JSON Schema Regex issues

[utx0]

I am currently working with a JSON Schema that is shared with a frontend application for building and validating a data structure that then get's passed to my backend go service which also uses the schema for data validation. Now the issue I'm having is the schema in question is using the regex pattern keyword for data validation and this works fine when its in the js world, however when using this schema with this jsonschema package I get the following error:

panic: error unmarshaling properties from json: error unmarshaling items from json: json: cannot unmarshal object into Go value of type []*jsonschema.Schema

goroutine 1 [running]:
github.com/qri-io/jsonschema.Must(0xc000166000, 0x776, 0x776)
        /Users/metta/golang/pkg/mod/github.com/qri-io/jsonschema@v0.0.0-20190413152851-094d15abc20e/schema.go:24 +0xbf

Now from my research go uses a different regex engine under the hood. And I am wondering how other deal with this when sharing a schema between different languages such as go and js?

[b5]

Thankfully the spec has guidance on regex interop. Specifically:

given the high disparity in regular expression constructs support, schema authors SHOULD limit themselves to the following regular expression tokens:

individual Unicode characters, as defined by the JSON specification [RFC7159];
simple character classes ([abc]), range character classes ([a-z]);
complemented character classes ([^abc], [^a-z]);
simple quantifiers: "+" (one or more), "*" (zero or more), "?" (zero or one), and their lazy versions ("+?", "*?", "??");
range quantifiers: "{x}" (exactly x occurrences), "{x,y}" (at least x, at most y, occurrences), {x,} (x occurrences or more), and their lazy versions;
the beginning-of-input ("^") and end-of-input ("$") anchors;
simple grouping ("(...)") and alternation ("|").

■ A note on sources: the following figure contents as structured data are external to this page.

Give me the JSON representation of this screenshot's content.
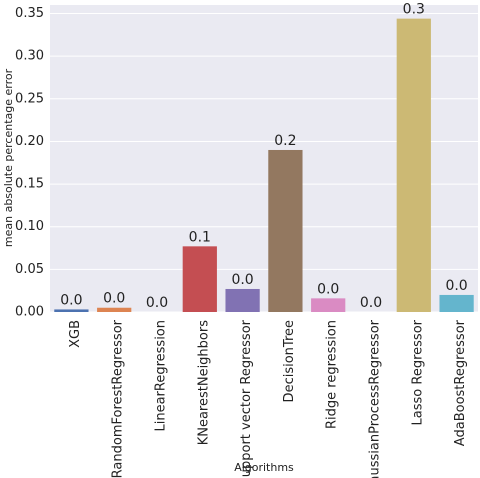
{
  "chart_data": {
    "type": "bar",
    "title": "",
    "xlabel": "Algorithms",
    "ylabel": "mean absolute percentage error",
    "ylim": [
      0,
      0.36
    ],
    "yticks": [
      0.0,
      0.05,
      0.1,
      0.15,
      0.2,
      0.25,
      0.3,
      0.35
    ],
    "ytick_labels": [
      "0.00",
      "0.05",
      "0.10",
      "0.15",
      "0.20",
      "0.25",
      "0.30",
      "0.35"
    ],
    "grid": true,
    "background": "#eaeaf2",
    "categories": [
      "XGB",
      "RandomForestRegressor",
      "LinearRegression",
      "KNearestNeighbors",
      "Support vector Regressor",
      "DecisionTree",
      "Ridge regression",
      "GaussianProcessRegressor",
      "Lasso Regressor",
      "AdaBoostRegressor"
    ],
    "values": [
      0.003,
      0.005,
      0.0,
      0.077,
      0.027,
      0.19,
      0.016,
      0.0,
      0.344,
      0.02
    ],
    "value_labels": [
      "0.0",
      "0.0",
      "0.0",
      "0.1",
      "0.0",
      "0.2",
      "0.0",
      "0.0",
      "0.3",
      "0.0"
    ],
    "colors": [
      "#4c72b0",
      "#dd8452",
      "#55a868",
      "#c44e52",
      "#8172b3",
      "#937860",
      "#da8bc3",
      "#8c8c8c",
      "#ccb974",
      "#64b5cd"
    ]
  }
}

So, basically, when writing a schema, try to keep the regex simple. But we can get a little more specific b/c you're dealing in go-to-js regex conversion. Javascript is supposed to use ECMA-262 regex, and go's regexp library is built to satisfy RE2. Wikipedia has a great comparison between the two:

• https://en.wikipedia.org/wiki/Comparison_of_regular_expression_engines#Part_1
• https://en.wikipedia.org/wiki/Comparison_of_regular_expression_engines#Part_2

Looks like the two biggest difference on the "basic features" are backreferences and look-ahead. So for your purposes it would be worth keeping those in mind. JS doesn't support any of the fancy (scary?) features on the second table, so we don't need to worry about those.

I consider it a bug that you didn't get a good, human-readable error when regex parsing fails due to these limitations. If you have any interest in filing a PR that adds a test and a better error message, I'd be deeply appreciative. A great place to start would be returning a better error message here: https://github.com/qri-io/jsonschema/blob/094d15abc20e286f43f992a2f032c05704fa5ab6/keywords_format.go#L258

[dolmen]

The implementation uses package regexp to validate pattern properties. But the regexp package does not implement the full regexp syntax of ECMA-262 used in the JSON Schema spec. This means that jsonschema is not compliant.

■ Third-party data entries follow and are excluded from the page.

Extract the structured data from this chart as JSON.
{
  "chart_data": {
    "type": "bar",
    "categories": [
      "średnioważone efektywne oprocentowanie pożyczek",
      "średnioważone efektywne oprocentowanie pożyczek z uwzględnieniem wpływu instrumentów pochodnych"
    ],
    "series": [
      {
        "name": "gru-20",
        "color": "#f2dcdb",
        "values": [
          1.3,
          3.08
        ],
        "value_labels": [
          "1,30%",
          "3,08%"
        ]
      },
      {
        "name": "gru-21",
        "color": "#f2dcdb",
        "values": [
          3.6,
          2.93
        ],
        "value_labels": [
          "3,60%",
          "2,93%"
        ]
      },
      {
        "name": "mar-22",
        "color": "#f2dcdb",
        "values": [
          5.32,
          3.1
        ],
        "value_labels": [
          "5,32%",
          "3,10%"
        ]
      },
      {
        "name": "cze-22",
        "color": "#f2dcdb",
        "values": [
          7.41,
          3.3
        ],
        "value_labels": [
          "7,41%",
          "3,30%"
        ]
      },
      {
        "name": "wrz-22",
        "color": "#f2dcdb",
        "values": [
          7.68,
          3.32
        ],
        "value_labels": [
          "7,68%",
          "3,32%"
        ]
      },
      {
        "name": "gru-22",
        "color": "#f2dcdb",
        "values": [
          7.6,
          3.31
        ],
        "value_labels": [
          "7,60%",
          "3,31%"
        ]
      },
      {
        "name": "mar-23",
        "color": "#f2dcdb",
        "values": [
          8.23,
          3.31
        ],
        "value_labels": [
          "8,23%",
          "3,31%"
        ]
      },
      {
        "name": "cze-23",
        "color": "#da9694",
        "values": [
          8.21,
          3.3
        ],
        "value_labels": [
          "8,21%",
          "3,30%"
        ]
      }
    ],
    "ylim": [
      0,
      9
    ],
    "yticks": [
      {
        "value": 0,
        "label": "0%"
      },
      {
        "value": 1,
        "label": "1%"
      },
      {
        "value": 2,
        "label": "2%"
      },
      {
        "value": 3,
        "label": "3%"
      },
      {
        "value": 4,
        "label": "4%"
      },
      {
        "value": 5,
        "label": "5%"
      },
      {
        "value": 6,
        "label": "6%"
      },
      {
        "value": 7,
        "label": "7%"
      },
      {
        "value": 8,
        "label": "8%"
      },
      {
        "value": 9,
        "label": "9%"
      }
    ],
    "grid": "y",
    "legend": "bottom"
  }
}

This problem is not even documented in the README or in package documentation.

[b5]

I agree that this package is not 100% compliant with the spec, but not for this reason. The section from the spec you're quoting:

This string SHOULD be a valid regular expression, according to the ECMA 262 regular expression dialect.

I interpret the use of the word SHOULD in the above sentence to mean that both json schema implementers and spec authors SHOULD aim for ECMA-262. If fully implementing ECMA-262 were required to be considered part of the spec, I would expect the above sentence to use MUST instead of SHOULD.

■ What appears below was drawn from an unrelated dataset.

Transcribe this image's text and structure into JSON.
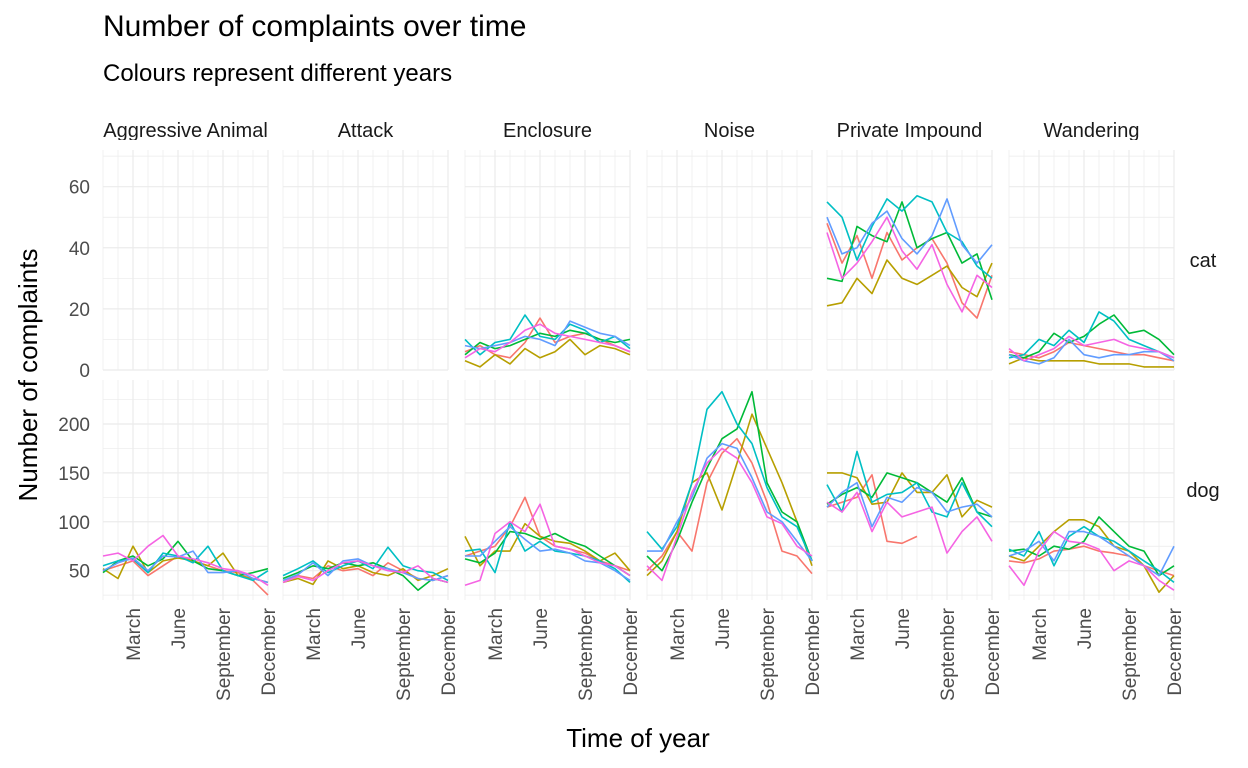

Doing a full ECMA-262 spec implementation would require an extra import that isn't in the go standard library. We haven't had anyone ask for it yet, and I prefer to stick to standard library imports whenever possible, but if this is a major sticking point for people using this package, I'd be happy to talk through it.

This problem is not even documented in the README or in package documentation.

We'd gladly accept a pull request that documents the difference in regex parsing.

[handrews]

Yeah, regexes are a bit of an interoperability nightmare. As an example, you'll note that . (dot) is not included in that list of tokens that people should limit themselves to, yet it's one of the most commonly used regex tokens.

There's no great solution, the language in the spec is intended to indicate that JSON Schema inherits the same interoperability problems, and we pick one recommended standard with the understanding that none of the standards are universally supported.

[joshuacc]

I also ran into this issue when using negative lookbehind in the regex pattern, and it took me a while to understand what the problem was.

Any chance we could get clearer error message when this occurs?

[dolmen]

The Otto project (a JavaScript interpreter) has a function that fixes some incompatibilities between Go regexp and JS regexp.

But that will not add lookbehind.

[dolmen]

Module github.com/dlclark/regexp2 has an ECMAScript mode. But it is important for safety (protect against DoS) to set timeouts, so the jsonschema API must allow to set regexp time limits.